La maison où habitait le vidame était sans apparence, ni cossue ni pauvre. Une maison bourgeoise et banale dans une me banale. Pas de portier pour barrer la route à Nicolas, qui gagna en quatre enjambées l’entresol. Il frappa à une porte en ogive qui s’ouvrit presque aussitôt, encadrant un jeune homme plus intrigué que fâché de son incursion. En culottes et en chemise sans cravate et sans manchettes, une main sur la hanche, il interrogea Nicolas d’une levée du menton. Les sourcils fournis et arqués se dressèrent au-dessus des yeux d’un bleu profond et la bouche s’avança en une sorte de moue. Les cheveux étaient juste noués par un nœud sur le point de se défaire. À cette première impression agréable succéda une seconde, plus inquiétante. Nicolas nota la pâleur du visage aux pommettes saillantes et empourprées et les cernes des paupières, le tout baignant dans une sueur de fatigue. Des taches violacées accentuaient encore le caractère défait d’un homme qui, pour Nicolas, n’avait pas fermé l’œil depuis longtemps.
— Monsieur de Ruissec ?
— Oui, monsieur. À qui ai-je l’honneur ?
— Je suis policier, monsieur, et souhaiterais vous entretenir.
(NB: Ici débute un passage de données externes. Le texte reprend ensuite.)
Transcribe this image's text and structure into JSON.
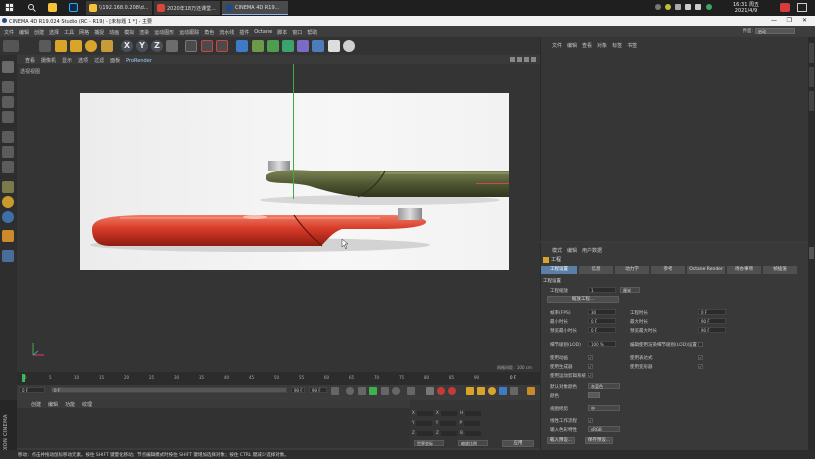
{
  "taskbar": {
    "tabs": [
      {
        "label": "\\\\192.168.0.208\\d..."
      },
      {
        "label": "2020年18万还课堂..."
      },
      {
        "label": "CINEMA 4D R19..."
      }
    ],
    "clock_time": "16:31 周五",
    "clock_date": "2021/4/9"
  },
  "window": {
    "title": "CINEMA 4D R19.024 Studio (RC - R19) - [未标题 1 *] - 主要"
  },
  "menu": [
    "文件",
    "编辑",
    "创建",
    "选择",
    "工具",
    "网格",
    "捕捉",
    "动画",
    "模拟",
    "渲染",
    "运动图形",
    "运动跟踪",
    "角色",
    "流水线",
    "插件",
    "Octane",
    "脚本",
    "窗口",
    "帮助"
  ],
  "layout": {
    "label": "界面:",
    "value": "启动"
  },
  "toolbar": {
    "x": "X",
    "y": "Y",
    "z": "Z"
  },
  "viewport": {
    "menu": [
      "查看",
      "摄像机",
      "显示",
      "选项",
      "过滤",
      "面板",
      "ProRender"
    ],
    "label": "透视视图",
    "grid_label": "网格间距 : 100 cm"
  },
  "timeline": {
    "ticks": [
      "0",
      "5",
      "10",
      "15",
      "20",
      "25",
      "30",
      "35",
      "40",
      "45",
      "50",
      "55",
      "60",
      "65",
      "70",
      "75",
      "80",
      "85",
      "90"
    ],
    "start": "0 F",
    "current": "0 F",
    "end": "90 F",
    "end2": "90 F",
    "frame_right": "0 F"
  },
  "material": {
    "menu": [
      "创建",
      "编辑",
      "功能",
      "纹理"
    ]
  },
  "coords": {
    "rows": [
      {
        "a": "X",
        "b": "X",
        "c": "H"
      },
      {
        "a": "Y",
        "b": "Y",
        "c": "P"
      },
      {
        "a": "Z",
        "b": "Z",
        "c": "B"
      }
    ],
    "values": [
      "0 cm",
      "0 cm",
      "0 °"
    ],
    "drop1": "世界坐标",
    "drop2": "缩放比例",
    "apply": "应用"
  },
  "status": {
    "text": "移动：点击并拖动鼠标移动元素。按住 SHIFT 键量化移动；节点编辑模式时按住 SHIFT 键增加选择对象；按住 CTRL 键减少选择对象。"
  },
  "object_panel": {
    "menu": [
      "文件",
      "编辑",
      "查看",
      "对象",
      "标签",
      "书签"
    ]
  },
  "attr_panel": {
    "menu": [
      "模式",
      "编辑",
      "用户数据"
    ],
    "title": "工程",
    "tabs": [
      "工程设置",
      "信息",
      "动力学",
      "参考",
      "Octane Render",
      "待办事项",
      "帧插值"
    ],
    "section": "工程设置",
    "scale_label": "工程缩放",
    "scale_value": "1",
    "scale_unit": "厘米",
    "scale_btn": "缩放工程...",
    "fps_label": "帧率(FPS)",
    "fps_value": "30",
    "time_label": "工程时长",
    "time_value": "0 F",
    "min_time_label": "最小时长",
    "min_time_value": "0 F",
    "max_time_label": "最大时长",
    "max_time_value": "90 F",
    "prev_min_label": "预览最小时长",
    "prev_min_value": "0 F",
    "prev_max_label": "预览最大时长",
    "prev_max_value": "90 F",
    "lod_label": "细节级别(LOD)",
    "lod_value": "100 %",
    "lod_render_label": "编辑使用渲染细节级别(LOD)设置",
    "use_anim": "使用动画",
    "use_expr": "使用表达式",
    "use_gen": "使用生成器",
    "use_deform": "使用变形器",
    "use_motion": "使用运动剪辑系统",
    "default_color_label": "默认对象颜色",
    "default_color_value": "灰蓝色",
    "color_label": "颜色",
    "view_clip_label": "视图修剪",
    "view_clip_value": "中",
    "linear_label": "线性工作流程",
    "input_color_label": "输入色彩特性",
    "input_color_value": "sRGB",
    "load_preset": "载入预设...",
    "save_preset": "保存预设..."
  },
  "brand": "MAXON CINEMA 4D"
}
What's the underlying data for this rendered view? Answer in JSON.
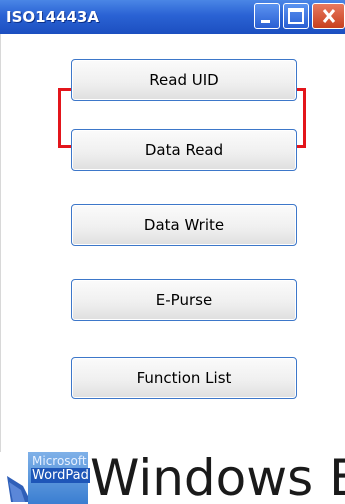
{
  "window": {
    "title": "ISO14443A"
  },
  "buttons": [
    {
      "label": "Read UID"
    },
    {
      "label": "Data Read"
    },
    {
      "label": "Data Write"
    },
    {
      "label": "E-Purse"
    },
    {
      "label": "Function List"
    }
  ],
  "desktop": {
    "icon_top_text": "Microsoft",
    "icon_label": "WordPad",
    "banner_text": "Windows E"
  },
  "colors": {
    "titlebar": "#2a62d4",
    "focus_frame": "#e3151b",
    "close_button": "#c8401f"
  },
  "icons": [
    "minimize-icon",
    "maximize-icon",
    "close-icon",
    "wordpad-icon"
  ]
}
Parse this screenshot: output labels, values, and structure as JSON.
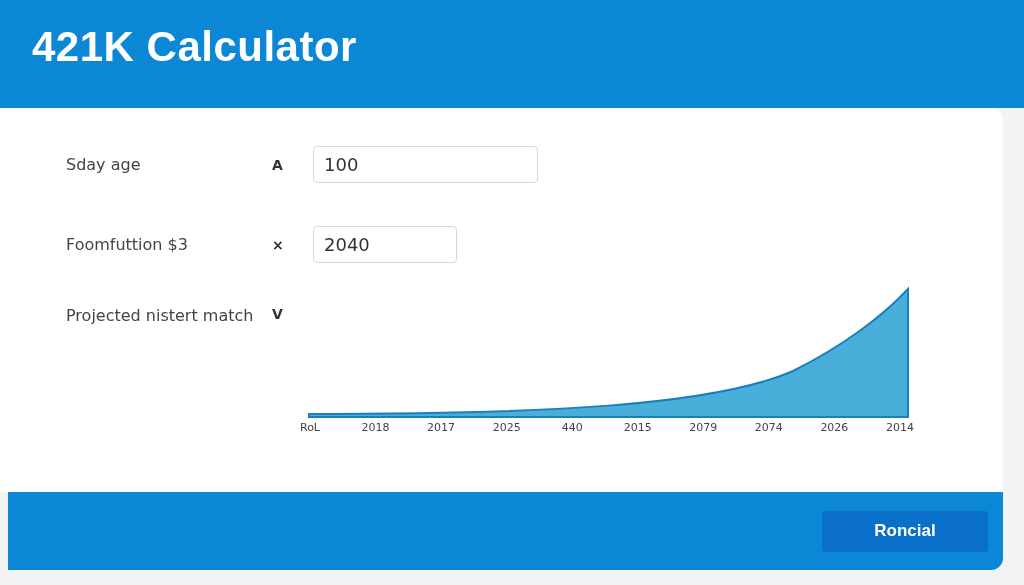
{
  "header": {
    "title": "421K Calculator"
  },
  "fields": [
    {
      "label": "Sday age",
      "symbol": "A",
      "value": "100"
    },
    {
      "label": "Foomfuttion $3",
      "symbol": "×",
      "value": "2040"
    }
  ],
  "projection": {
    "label": "Projected nistert match",
    "symbol": "V",
    "axis_labels": [
      "RoL",
      "2018",
      "2017",
      "2025",
      "440",
      "2015",
      "2079",
      "2074",
      "2026",
      "2014"
    ]
  },
  "footer": {
    "button": "Roncial"
  }
}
Le visage s’empourpra, puis pâlit. Le vidame s’effaça et invita Nicolas à entrer. Le logis était composé d’une vaste pièce, basse de plafond et sans clarté. Deux ouvertures en arc de cercle au ras du plancher ouvraient sur la rue. L’ameublement était élégant sans excès, et rien n’évoquait la vocation religieuse de l’occupant. C’était la garçonnière d’un jeune homme voué davantage à une vie de plaisirs qu’aux méditations spirituelles. Le vidame demeura debout à contre-jour et n’invita pas Nicolas à s’asseoir.
— Eh bien, monsieur, puis-je vous aider ?
Nicolas décida de frapper d’emblée un grand coup.
— Avez-vous remboursé M. de La Chaux du prêt qu’il vous a consenti, ou plutôt du gage qu’il vous a confié ?
Le vidame rougit à nouveau.
— Monsieur, c’est une question personnelle entre lui et moi.
— Savez-vous que vous fréquentez un lieu dans lequel le jeu est interdit, et par conséquent que vous êtes passible des lois ?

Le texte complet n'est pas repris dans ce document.